At boundaries where you need to re-join normal Go code:
port, err := parsePort("443").Unwrap() // back to (T, error)
See pkg/result/example_test.go for the
full set of runnable examples.
Git hooks
The pre-push hook runs gofmt + go vet + golangci-lint + gosec against the
full codebase before every git push. Running on push (not commit) keeps the
inner commit loop fast while still blocking bad code from reaching the remote.
govulncheck is intentionally excluded (it makes network calls and can be
slow). Run it manually with make security.
To skip the hook in an emergency:
git push --no-verify
Tool version management
Tool versions are pinned in tools.versions — a plain KEY=value file that
both the Makefile and the pre-push hook source directly.
Why not tools.go + go.mod?
The conventional //go:build tools approach adds development tools (linters,
scanners, debuggers) as entries in go.mod. This is fine for applications, but
it's a problem when the repo is intended to publish reusable packages: consumers
who go get your package see those tool dependencies in the module graph, even
though they are never compiled into the binary. Keeping go.mod clean makes the
module honest — it declares only what the package code actually needs.

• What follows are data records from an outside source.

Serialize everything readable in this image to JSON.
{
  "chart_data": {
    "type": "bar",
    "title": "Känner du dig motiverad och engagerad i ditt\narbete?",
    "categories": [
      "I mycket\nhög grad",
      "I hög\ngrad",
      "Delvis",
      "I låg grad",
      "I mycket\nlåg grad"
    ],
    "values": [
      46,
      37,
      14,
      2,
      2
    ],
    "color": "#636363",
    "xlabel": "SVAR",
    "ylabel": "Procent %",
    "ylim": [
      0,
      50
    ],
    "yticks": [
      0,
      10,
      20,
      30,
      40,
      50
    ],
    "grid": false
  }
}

Instead, go run tool@version is used in Makefile targets and the pre-push
hook. Go caches downloaded tools in the module cache, so after the first run
there is no extra download cost.
To update a tool, edit the version in tools.versions:
GOLANGCI_LINT_VERSION=v1.64.8 ← change this
Both make lint and the pre-push hook pick up the new version automatically.
Run make tools if you also want the updated binary installed to GOPATH/bin
(e.g. for IDE integration or direct CLI use).
Releasing
make release # list all existing tags
make release VERSION=v0.1.0 # run full checks, then tag and push
The release target validates the version format (semver vX.Y.Z), ensures the
working tree is clean, and runs make test-race lint security before tagging.
The tag is only created and pushed if every check passes.
Devcontainer
Open this repo in VSCode and choose "Reopen in Container" — the Go
toolchain is installed automatically. Run make init to configure git hooks,
then make tools to install linter/scanner binaries to GOPATH/bin.
Works with GitHub Codespaces out of the box.